De plus en plus reconnu et demandé, l’accouchement physiologique est très en vogue en ce moment. Mais comme pour tout, ce qui est à la mode à tendance à être dénaturé et à perdre ses vertus originelles.
Revenir à l’origine de la physiologie
Beaucoup on tendance à assimiler « physiologique » avec ce qui parait provenir de la nature. Mais il est important de ne pas confondre SA nature avec LA nature. Notre corps est notre. Tout ce qui vient de l’extérieur ne fait pas partie de notre entité. Aussi il n’y a pas d’artifice à apporter quand on parle de physiologique.
Comme l’écrit le dictionnaire Larousse, physiologique veut dire ce qui à trait aux fonctions et aux réactions normales de l’organisme. Un accouchement physiologique est donc un accouchement qui respectent les différentes étapes et processus normaux du corps de la femme qui accouche.
Les différentes étapes de la grossesse et de l’accouchement
Pendant toute la grossesse la physiologie dirige le corps de la future maman afin qu’elle puisse conserver en elle un embryon puis un fœtus en s’organisant autour de lui pour le protéger pendant 9 mois.
Pour faire ce nid il faudra ainsi créer de la place. Or on ne peut pas créer de la place en arrière puisqu’il y a la colonne vertébrale. La place sera restreinte en haut par la cage thoracique. Mais celle-ci étant pneumatique, peut s’élargir et se remonter. Le bébé peut se loger bien bas, mais il finira par prendre trop de place pour se loger sous la symphyse pubienne. Aussi l’essentiel de la place faite sera vers l’avant avec l’écartement des abdominaux via la ligne blanche, une ligne de fascia qui s’écarte de manière physiologique sous l’effet des hormones de grossesse. Et qui se ressert normalement après l’accouchement et avec la chute des taux hormonaux ( à l’inverse de la physiologie il y a la pathologie. Lorsque la ligne blanche ne se ressert pas alors il y a une pathologie : le diastasis. Une rééducation chez un kinésithérapeute est alors nécessaire pour réparer le corps et le ramener dans sa physiologie. ).
Bébé devant rester au chaud, il est physiologique de lutter pour lui contre la gravité. Ce problème ne se pose quasiment que chez les humains à cause de notre bipédie. En effet chez les autres mammifères à quatre pattes, le périnée est verticale et non horizontale. Le ventre est en bas, et il est contenu par des abdominaux très forts. Les petits mammifères sont donc protégés de la gravité puisque la porte de sortie n’est pas en bas.
Mais chez nous le problème se pose. La gravité pousse le fœtus vers le bas, vers la sortie. Le seul rempart pour lui éviter la chute est donc le périnée. Ce périnée qui doit être solide, et qui est prévu pour garantir la fermeture de l’utérus pendant toute la grossesse.

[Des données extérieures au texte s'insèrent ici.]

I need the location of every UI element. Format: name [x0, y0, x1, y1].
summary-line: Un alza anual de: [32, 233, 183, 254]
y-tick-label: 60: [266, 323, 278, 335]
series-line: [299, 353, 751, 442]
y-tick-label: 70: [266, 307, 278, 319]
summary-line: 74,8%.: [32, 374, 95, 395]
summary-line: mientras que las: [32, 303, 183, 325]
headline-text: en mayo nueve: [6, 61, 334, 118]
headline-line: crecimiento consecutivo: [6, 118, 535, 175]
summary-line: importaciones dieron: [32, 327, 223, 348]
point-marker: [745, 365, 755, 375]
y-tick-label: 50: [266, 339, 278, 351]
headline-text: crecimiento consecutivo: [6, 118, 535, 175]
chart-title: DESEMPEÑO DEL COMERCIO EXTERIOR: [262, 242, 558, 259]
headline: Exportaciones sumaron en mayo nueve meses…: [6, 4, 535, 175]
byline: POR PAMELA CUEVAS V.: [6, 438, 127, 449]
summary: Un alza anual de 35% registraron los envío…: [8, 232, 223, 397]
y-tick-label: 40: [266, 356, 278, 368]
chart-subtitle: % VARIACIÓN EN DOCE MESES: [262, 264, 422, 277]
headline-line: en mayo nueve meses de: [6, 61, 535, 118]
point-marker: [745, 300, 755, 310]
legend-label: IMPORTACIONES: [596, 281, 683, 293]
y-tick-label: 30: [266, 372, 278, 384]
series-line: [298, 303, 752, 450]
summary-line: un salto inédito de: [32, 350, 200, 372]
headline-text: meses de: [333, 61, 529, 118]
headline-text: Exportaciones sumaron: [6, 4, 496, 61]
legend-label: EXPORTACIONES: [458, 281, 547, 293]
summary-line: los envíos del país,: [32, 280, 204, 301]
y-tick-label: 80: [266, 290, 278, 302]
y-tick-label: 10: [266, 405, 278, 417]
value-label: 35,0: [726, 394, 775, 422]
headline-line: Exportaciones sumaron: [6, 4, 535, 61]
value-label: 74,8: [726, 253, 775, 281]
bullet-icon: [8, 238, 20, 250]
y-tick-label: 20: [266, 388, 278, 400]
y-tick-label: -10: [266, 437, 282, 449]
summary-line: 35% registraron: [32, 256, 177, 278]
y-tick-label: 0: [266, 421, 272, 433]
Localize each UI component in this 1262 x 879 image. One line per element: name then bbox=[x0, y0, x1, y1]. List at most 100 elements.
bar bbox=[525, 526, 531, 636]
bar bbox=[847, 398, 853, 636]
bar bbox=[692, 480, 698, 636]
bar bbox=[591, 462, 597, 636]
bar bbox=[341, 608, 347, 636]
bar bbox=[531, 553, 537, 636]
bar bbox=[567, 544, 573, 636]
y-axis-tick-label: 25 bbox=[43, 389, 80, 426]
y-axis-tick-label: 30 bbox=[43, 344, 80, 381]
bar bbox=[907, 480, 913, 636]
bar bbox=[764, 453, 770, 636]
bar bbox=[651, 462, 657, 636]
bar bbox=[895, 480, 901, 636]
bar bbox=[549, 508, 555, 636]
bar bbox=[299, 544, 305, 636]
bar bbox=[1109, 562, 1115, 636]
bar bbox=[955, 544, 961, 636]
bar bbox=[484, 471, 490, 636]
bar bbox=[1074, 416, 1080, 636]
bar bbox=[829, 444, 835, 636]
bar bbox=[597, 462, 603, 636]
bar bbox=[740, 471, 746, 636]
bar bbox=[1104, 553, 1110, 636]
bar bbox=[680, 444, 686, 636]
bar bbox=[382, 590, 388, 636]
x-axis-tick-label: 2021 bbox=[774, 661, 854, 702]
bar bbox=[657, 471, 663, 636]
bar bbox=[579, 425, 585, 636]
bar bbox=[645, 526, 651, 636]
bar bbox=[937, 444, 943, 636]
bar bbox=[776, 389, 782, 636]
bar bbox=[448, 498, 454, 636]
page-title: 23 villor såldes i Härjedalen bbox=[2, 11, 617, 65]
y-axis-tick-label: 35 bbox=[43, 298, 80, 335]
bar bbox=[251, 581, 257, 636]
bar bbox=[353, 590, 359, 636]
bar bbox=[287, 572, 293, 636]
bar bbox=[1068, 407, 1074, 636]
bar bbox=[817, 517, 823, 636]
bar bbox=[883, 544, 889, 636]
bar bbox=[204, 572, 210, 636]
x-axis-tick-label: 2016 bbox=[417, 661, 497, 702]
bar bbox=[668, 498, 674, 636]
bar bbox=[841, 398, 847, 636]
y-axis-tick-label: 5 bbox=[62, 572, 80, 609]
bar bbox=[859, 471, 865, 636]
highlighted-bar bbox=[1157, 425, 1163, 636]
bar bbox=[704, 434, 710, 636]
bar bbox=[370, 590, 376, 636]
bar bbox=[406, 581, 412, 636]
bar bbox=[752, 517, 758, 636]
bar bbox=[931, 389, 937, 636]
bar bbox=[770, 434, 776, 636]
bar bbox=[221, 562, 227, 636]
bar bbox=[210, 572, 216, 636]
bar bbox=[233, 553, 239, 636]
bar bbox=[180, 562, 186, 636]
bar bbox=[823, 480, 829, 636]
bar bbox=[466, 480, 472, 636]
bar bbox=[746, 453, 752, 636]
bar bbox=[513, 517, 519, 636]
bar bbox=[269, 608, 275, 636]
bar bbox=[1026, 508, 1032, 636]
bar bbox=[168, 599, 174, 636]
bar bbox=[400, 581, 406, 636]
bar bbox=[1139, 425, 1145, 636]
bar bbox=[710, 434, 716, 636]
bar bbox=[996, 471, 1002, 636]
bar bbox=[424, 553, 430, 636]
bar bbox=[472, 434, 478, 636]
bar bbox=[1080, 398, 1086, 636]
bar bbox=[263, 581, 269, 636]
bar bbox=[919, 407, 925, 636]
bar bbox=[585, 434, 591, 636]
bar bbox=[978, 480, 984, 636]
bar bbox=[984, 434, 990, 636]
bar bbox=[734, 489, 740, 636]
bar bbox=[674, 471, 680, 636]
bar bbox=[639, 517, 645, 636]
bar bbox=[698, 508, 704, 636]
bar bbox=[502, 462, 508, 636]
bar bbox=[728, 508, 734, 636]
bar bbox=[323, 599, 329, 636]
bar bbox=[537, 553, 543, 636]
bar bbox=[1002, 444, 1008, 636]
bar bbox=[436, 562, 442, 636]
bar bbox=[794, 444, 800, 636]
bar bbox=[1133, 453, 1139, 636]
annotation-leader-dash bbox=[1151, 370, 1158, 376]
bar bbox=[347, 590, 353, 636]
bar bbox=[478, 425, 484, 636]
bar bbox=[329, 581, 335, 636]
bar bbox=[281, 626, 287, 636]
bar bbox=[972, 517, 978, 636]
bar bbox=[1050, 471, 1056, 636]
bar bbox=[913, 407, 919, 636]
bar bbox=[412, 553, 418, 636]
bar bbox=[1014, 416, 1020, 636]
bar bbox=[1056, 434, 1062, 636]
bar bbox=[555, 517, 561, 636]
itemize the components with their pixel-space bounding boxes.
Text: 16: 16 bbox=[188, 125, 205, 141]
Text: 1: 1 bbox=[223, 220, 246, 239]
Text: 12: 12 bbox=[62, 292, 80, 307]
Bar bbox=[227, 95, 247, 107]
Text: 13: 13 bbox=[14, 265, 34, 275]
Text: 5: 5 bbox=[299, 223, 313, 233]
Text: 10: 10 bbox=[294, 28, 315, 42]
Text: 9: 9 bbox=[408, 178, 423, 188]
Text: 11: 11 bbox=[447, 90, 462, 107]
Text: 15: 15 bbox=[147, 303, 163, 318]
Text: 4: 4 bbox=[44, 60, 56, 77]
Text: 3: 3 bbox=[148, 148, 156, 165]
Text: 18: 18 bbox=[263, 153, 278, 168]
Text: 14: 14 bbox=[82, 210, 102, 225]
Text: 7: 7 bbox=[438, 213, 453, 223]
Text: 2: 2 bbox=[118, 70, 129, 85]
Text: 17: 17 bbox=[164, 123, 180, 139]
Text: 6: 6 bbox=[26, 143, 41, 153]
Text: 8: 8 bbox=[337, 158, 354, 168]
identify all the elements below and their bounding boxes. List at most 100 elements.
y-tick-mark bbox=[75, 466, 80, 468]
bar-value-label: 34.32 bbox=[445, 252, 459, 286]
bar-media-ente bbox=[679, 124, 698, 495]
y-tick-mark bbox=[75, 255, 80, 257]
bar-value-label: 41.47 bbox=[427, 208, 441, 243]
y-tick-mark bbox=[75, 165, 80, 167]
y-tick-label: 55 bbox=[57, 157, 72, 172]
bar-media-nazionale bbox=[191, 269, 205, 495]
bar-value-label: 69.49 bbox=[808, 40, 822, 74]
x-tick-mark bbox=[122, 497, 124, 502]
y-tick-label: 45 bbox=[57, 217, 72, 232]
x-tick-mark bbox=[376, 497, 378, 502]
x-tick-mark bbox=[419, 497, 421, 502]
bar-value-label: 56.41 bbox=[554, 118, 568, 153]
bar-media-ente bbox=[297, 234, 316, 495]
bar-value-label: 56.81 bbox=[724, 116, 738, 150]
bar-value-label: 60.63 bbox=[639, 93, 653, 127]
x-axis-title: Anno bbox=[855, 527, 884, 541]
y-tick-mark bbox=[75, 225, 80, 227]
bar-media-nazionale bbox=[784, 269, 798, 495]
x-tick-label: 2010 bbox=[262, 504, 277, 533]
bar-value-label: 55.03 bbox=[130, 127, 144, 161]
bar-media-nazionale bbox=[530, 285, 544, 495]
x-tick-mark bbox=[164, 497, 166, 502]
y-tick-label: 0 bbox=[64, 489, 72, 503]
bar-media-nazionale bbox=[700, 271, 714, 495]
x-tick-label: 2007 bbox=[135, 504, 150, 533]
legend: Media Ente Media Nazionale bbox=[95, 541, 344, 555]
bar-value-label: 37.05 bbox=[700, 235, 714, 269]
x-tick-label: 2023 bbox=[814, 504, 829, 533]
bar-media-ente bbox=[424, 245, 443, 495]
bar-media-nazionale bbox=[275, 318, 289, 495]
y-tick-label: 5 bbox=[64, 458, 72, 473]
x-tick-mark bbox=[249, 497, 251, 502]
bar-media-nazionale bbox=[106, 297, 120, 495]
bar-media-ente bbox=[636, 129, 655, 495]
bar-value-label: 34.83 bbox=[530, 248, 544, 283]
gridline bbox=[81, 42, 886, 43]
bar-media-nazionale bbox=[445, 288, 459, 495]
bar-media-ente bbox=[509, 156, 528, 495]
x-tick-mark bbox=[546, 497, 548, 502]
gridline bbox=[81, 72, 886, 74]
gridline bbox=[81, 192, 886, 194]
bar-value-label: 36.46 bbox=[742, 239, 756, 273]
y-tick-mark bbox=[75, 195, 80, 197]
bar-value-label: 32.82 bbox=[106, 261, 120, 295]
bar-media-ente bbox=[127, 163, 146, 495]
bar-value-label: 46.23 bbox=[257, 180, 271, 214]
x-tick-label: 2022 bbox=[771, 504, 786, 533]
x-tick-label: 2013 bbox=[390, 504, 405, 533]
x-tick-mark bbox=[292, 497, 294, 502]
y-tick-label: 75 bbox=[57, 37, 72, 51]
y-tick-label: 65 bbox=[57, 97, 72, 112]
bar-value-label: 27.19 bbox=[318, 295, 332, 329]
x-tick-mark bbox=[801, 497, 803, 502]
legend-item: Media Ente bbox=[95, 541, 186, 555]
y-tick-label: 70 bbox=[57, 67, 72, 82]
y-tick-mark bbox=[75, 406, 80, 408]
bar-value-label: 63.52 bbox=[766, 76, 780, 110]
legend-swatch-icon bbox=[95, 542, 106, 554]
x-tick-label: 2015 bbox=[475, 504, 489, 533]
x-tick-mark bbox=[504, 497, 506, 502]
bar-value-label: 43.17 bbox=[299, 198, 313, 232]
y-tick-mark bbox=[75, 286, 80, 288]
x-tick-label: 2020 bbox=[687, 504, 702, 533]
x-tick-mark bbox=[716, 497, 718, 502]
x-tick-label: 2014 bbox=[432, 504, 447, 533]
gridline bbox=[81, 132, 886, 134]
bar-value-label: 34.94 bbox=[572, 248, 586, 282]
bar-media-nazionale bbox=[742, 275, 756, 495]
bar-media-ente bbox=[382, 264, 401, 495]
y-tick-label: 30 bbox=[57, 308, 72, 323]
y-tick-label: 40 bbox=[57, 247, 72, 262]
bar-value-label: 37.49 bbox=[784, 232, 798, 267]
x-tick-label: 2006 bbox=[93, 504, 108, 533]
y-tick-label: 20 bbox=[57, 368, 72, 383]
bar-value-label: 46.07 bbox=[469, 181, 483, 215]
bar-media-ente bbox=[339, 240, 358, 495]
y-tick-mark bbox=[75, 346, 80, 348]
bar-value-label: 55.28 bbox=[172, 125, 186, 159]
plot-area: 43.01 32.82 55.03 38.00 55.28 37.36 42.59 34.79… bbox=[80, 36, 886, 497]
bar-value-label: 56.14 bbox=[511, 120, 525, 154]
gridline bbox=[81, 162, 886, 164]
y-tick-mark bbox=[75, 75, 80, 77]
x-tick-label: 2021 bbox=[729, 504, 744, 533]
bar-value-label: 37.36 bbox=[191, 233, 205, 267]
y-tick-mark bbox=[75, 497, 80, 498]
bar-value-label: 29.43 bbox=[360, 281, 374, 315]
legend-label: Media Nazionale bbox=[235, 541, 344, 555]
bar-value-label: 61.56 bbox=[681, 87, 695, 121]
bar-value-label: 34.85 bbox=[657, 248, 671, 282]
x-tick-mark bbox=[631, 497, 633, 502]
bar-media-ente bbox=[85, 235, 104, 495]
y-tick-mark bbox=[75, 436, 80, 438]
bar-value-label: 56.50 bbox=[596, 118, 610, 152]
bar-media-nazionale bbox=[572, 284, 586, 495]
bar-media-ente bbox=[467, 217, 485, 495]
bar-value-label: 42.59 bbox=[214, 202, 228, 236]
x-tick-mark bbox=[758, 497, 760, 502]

Le jour J, sous stimulation hormonale, sous l’action de bébé qui veut se dégager et créé des pressions sur ce muscle, ce muscle se contracte puis se relâche par saccade. Au fur et à mesure de ce travail de contraction/ relâchement, il s’amollit, il s’ouvre, il se laisse détendre entièrement, laissant toute la place pour que l’accouchement se fasse sans embuche. Bébé aidé par beaucoup de secrétions, de liquides, de pressions dans l’axe fini par trouver la voie et venir au monde.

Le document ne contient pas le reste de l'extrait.